Generally speaking I would recommend using a streaming library for parsing arbitrarily sized data like a JSON file. However, in the specific case of parsing JSON with aeson, the concerns of overrunning memory are not as significant IMO, since the aeson library itself will ultimately represent the entire file in memory as a Value type. So given that, you may choose to simply use strict bytestring I/O. I've given an example of using both conduit and strict I/O for parsing a JSON value. (I think the conduit version exists in some libraries already, I'm not sure.)

#!/usr/bin/env stack
{- stack --resolver lts-7.14 --install-ghc runghc
   --package aeson --package conduit-extra
-}
import           Control.Monad.Catch     (MonadThrow, throwM)
import           Control.Monad.IO.Class  (MonadIO, liftIO)
import           Data.Aeson              (FromJSON, Result (..), eitherDecodeStrict',
                                          fromJSON, json, Value)
import           Data.ByteString         (ByteString)
import qualified Data.ByteString         as B
import           Data.Conduit            (ConduitM, runConduitRes, (.|))
import           Data.Conduit.Attoparsec (sinkParser)
import           Data.Conduit.Binary     (sourceFile)

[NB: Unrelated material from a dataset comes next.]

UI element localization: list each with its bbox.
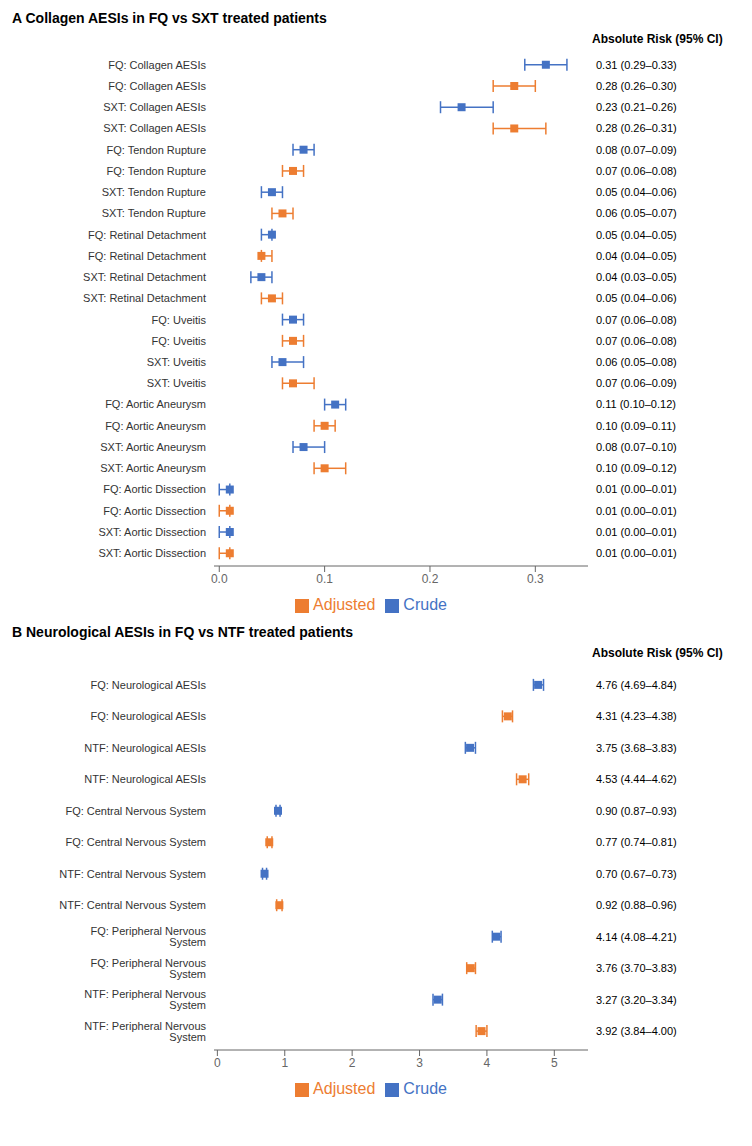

sinkFromJSON :: (MonadThrow m, FromJSON a) => ConduitM ByteString o m a
sinkFromJSON = do
    value <- sinkParser json
    case fromJSON value of
        Error e -> throwM $ userError e
        Success x -> return x

readJSONFile :: (MonadIO m, FromJSON a) => FilePath -> m a
readJSONFile fp = liftIO $ runConduitRes $ sourceFile fp .| sinkFromJSON

-- Or using strict I/O
readJSONFileStrict :: (MonadIO m, FromJSON a) => FilePath -> m a
readJSONFileStrict fp = liftIO $ do
    bs <- B.readFile fp
    case eitherDecodeStrict' bs of
        Left e -> throwM $ userError e
        Right x -> return x

main :: IO ()
main = do
    x <- readJSONFile "test.json"
    y <- readJSONFileStrict "test.json"
    print (x :: Value)
    print (y :: Value)

EDIT Forgot to mention: I'd strongly recommend against using textual I/O for reading your JSON files. JSON files should be encoded with UTF-8, while the textual I/O functions will use whatever your system settings specify for character encoding. Relying on Data.ByteString.readFile and similar is more reliable. I went into more detail in a recent blog post.